Dusetzina: Analysts are already anticipating a bunch of gaming by the pharmaceutical industry to avoid the drug price negotiations. So there are a bunch of unknowns about how much that gaming might offset any potential savings from drug price negotiation. There is [also an expectation] that companies are going to react by setting higher prices for new products [which this bill does not limit]. One of the other challenges is that the public won’t feel the benefits of this bill for a little while. For example, the $2,000 cap isn’t fully into Medicare until 2025.

Tradeoffs: This bill has been described in a lot of ways from a “historic” and “critical victory” to a “tragic loss.” When you put politics aside, what do you make of this bill’s potential legacy?

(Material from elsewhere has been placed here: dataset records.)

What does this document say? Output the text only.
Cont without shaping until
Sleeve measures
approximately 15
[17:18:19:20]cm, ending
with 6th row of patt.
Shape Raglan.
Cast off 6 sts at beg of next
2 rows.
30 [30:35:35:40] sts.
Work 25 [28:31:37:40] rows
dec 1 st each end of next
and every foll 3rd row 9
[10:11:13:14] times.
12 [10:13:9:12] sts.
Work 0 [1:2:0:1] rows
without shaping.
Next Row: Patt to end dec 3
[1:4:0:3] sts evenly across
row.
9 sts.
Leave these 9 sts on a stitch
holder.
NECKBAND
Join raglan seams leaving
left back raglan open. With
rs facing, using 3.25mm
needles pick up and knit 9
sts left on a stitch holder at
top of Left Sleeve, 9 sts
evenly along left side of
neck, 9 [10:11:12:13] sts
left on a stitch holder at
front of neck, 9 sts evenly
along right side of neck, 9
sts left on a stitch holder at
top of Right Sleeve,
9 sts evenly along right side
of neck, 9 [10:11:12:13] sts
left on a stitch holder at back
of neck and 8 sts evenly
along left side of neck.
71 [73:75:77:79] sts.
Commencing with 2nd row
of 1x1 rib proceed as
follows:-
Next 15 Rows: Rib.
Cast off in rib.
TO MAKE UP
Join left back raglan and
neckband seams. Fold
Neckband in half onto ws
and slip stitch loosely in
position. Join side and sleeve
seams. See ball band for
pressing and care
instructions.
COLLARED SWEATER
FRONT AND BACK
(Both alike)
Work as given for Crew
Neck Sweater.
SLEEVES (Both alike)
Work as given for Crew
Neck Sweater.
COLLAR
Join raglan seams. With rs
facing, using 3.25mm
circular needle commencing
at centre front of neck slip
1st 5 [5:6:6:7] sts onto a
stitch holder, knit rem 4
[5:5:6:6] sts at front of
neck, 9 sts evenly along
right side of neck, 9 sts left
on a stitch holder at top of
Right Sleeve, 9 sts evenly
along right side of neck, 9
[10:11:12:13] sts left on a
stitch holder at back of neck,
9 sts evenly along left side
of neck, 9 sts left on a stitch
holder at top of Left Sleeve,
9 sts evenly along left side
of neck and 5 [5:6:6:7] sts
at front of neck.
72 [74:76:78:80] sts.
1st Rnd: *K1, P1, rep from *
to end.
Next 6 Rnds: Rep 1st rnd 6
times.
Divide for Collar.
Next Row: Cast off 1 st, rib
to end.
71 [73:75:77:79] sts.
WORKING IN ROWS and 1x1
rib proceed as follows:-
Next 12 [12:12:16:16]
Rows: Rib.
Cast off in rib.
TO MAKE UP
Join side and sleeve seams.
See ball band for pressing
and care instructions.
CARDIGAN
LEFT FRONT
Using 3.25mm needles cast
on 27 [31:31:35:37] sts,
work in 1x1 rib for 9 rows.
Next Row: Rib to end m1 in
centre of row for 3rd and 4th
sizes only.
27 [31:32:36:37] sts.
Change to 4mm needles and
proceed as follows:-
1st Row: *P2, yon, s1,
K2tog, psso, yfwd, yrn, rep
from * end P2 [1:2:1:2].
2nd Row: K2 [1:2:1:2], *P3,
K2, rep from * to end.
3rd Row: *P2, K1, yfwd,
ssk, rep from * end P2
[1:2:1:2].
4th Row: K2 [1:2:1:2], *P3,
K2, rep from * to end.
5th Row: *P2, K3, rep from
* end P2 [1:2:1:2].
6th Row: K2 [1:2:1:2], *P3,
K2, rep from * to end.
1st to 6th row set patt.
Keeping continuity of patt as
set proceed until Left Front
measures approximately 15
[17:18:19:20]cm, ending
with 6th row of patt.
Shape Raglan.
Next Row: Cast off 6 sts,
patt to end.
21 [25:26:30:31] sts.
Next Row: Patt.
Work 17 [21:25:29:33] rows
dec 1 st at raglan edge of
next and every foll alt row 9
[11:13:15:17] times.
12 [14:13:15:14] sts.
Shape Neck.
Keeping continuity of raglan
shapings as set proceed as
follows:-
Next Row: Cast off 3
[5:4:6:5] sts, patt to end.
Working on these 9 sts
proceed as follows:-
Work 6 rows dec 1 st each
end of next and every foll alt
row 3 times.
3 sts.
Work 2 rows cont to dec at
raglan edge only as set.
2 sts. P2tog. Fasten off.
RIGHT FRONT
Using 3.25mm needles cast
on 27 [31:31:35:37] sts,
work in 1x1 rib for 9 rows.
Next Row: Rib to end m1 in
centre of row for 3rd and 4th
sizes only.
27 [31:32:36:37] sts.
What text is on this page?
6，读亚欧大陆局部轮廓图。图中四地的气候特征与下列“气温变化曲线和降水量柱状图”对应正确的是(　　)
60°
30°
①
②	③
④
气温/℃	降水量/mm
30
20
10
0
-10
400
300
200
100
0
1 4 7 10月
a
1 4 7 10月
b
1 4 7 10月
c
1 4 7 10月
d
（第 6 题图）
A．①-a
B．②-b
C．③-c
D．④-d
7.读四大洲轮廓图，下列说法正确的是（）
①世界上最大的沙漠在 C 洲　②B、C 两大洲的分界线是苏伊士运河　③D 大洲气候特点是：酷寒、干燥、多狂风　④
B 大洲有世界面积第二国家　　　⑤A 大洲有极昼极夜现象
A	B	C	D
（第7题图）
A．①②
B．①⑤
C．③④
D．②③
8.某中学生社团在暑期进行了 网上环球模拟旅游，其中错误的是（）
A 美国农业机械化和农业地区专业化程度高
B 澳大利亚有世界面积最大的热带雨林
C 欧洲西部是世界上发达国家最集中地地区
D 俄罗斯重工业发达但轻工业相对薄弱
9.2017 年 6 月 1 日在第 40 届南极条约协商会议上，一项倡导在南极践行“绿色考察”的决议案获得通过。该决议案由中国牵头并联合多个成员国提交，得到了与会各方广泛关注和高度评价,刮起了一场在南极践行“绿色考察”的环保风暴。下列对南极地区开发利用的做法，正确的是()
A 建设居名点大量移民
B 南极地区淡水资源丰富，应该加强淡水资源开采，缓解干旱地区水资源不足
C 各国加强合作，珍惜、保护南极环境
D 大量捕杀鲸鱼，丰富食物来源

Dusetzina: I think it strikes a reasonable balance and opens the door for drug price negotiation that has been completely closed since Part D was first established. So I actually think it is really groundbreaking. [It’s also] a huge set of changes to the Medicare Part D benefit, and it makes Part D function as health insurance should to guard against a catastrophe. Over the years, I have talked with so many people who said, “I can’t retire because I have to go in Part D and I can’t afford my drug.” It’s story after story of regular people who can’t afford the expensive drugs they need. This is a huge change from the status quo.